Troops prepare for last Manchu Mile march in Korea
SEOUL, South Korea — Generations of soldiers have set off on this test of physical and mental endurance armed with what will be their most potent weapons: sturdy, broken-in boots and several pairs of thick socks.
On Wednesday, the decades-old tradition will come to an end when the 2nd Infantry Division’s 2nd Battalion, 9th Infantry Regiment hosts its final Manchu Mile in South Korea as the unit prepares to inactivate.
“I think bittersweet is a good word to use,” Commander Lt. Col. Scott Knight said. “It’s the last one we’re doing on the peninsula. It’s in conjunction with our inactivation. It’s a lot of goodbyes that are involved, so it’s an awesome experience to go out on a high note.”
The 25-mile march with backpacks is held twice each year to commemorate the unit’s 85-mile march in China during the Boxer Rebellion in 1900. The 2-9 will inactivate in July as part of a move toward increased use of U.S. rotational forces on the peninsula.
In the weeks before Manchu Mile, soldiers take part in increasingly long ruck marches of up to 12 miles to get their bodies and feet in shape. On the morning before they set off, soldiers are told to relax and make sure they’re stretched out.

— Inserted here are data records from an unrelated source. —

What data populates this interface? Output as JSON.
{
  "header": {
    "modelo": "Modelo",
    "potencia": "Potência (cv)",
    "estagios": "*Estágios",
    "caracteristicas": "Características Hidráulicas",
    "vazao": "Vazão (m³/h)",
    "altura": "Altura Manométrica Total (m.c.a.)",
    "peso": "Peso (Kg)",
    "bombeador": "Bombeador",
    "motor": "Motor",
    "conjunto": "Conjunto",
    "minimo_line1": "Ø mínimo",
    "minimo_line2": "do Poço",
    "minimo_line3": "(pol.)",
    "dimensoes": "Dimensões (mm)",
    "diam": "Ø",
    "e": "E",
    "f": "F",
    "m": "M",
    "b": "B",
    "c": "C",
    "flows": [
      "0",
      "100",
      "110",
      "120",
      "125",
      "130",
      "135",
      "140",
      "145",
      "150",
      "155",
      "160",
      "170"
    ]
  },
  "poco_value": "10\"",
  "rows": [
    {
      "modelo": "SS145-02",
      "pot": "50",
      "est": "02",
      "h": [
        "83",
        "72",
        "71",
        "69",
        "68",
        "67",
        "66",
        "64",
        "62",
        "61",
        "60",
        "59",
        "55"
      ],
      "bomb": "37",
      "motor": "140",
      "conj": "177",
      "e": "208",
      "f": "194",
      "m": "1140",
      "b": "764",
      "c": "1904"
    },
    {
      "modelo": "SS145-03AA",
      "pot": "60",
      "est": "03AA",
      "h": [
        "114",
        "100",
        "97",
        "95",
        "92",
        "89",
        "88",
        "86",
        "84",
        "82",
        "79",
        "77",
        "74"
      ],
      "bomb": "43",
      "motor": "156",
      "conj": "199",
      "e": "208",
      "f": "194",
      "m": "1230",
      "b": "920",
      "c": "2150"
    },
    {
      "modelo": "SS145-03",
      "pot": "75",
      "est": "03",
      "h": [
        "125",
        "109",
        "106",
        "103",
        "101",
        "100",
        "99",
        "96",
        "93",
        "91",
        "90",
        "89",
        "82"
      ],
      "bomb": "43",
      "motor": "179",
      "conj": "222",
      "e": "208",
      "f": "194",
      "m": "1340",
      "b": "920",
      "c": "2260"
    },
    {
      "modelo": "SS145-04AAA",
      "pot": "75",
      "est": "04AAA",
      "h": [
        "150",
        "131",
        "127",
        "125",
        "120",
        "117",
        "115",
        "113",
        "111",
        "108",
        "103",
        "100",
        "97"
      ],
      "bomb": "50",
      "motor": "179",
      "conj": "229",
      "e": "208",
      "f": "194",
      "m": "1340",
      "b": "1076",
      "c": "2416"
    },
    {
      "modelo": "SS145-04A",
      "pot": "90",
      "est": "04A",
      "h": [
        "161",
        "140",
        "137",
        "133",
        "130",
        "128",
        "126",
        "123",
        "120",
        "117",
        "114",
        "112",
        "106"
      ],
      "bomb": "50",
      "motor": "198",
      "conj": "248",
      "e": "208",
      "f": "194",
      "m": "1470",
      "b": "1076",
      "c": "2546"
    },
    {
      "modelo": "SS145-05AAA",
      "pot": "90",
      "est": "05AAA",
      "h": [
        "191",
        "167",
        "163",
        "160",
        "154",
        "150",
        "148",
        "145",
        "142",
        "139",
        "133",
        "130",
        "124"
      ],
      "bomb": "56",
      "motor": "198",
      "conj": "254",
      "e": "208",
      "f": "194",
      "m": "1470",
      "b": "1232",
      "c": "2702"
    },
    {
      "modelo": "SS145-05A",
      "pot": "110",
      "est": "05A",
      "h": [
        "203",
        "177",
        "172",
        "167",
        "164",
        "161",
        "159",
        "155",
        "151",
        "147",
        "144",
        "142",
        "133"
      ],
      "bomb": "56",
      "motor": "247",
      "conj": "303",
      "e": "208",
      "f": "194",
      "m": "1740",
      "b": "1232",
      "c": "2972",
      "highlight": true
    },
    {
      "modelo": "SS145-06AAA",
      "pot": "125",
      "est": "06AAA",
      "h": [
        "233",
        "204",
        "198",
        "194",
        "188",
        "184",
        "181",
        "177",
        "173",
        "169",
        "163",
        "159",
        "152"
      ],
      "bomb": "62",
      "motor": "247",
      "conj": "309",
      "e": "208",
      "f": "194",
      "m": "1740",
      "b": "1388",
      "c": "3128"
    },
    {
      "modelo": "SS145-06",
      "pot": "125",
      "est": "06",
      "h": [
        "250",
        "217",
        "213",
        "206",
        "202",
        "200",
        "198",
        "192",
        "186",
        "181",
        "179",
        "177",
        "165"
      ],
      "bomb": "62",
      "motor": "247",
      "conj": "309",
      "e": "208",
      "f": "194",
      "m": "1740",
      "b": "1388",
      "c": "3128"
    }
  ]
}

To take advantage of the cooler nighttime temperatures and lessen the risk of heat illness, the march starts around 3 p.m., with groups leaving at 20- to 30-minute intervals. They walk slowly through the night and take several rest stops.
In all, they’ll march for about nine hours across mixed terrain, from hilly ridgelines to a mostly flat 10-mile stretch alongside the Sincheon River.
The first group crosses the finish line around 1 a.m., where the traditional post-march meal of steak and eggs is served. Medics are on hand to treat blisters, and soldiers are presented with the coveted Manchu belt buckle featuring the regiment’s dragon insignia. The final group arrives around 6 a.m.
“People come out of here with a sense of accomplishment, a sense of pride, really understanding what they’re capable of,” Knight said. “Surprisingly few people fall out of the event because there’s so much pride involved in it.”
Only 10 of 800 soldiers who took part in the last Manchu Mile failed to finish, he said. Some 1,200 participants will take part in next week’s march, which has been opened up to participants outside the regiment, including members of sister battalions and Korean veterans, to commemorate the final version on the peninsula.
Command Sgt. Maj. Robert Cobb said the Manchu Mile is a unit event, not an individual hike.
“Everybody’s pretty energetic when we start,” he said. “After about mile eight, the reality of the march sets in. You start looking left and right and you start relying on your buddy to stay motivated. You have to look deep within yourself.”
Completing the march is such a milestone for some participants that they keep re-enacting it years after they leave South Korea. Cobb said 2-9 veterans in the U.S., many in their 50s and 60s, stay updated on the unit’s marches via social media and meet up to conduct their own.
“Guys from the ‘60s and ‘70s are always talking about their belt buckles and how many they’ve earned,” he said, noting that the Manchu Mile belt buckle is the only one that soldiers are authorized to wear while in uniform.
A brother battalion in Colorado also hosts a Manchu Mile march.
The best part of the event is being outside with your whole company and closest friends, Pfc. Robert Russell said.
“You’re playing music and having a good time. It’s just a real good atmosphere,” he said. “Once it’s completed, it’s a lot of fun and you’re ready to do another one.”
Sgt. Robert Llobrera said Dr. Scholl’s shoe inserts and pre-march meals of pasta helped him complete two Manchu Miles. He said the marches have helped hone his leadership skills by forcing him to make sure his soldiers stay hydrated and motivated.
When their energy starts to wane, he encourages them with the battalion motto: “Keep up the fire.”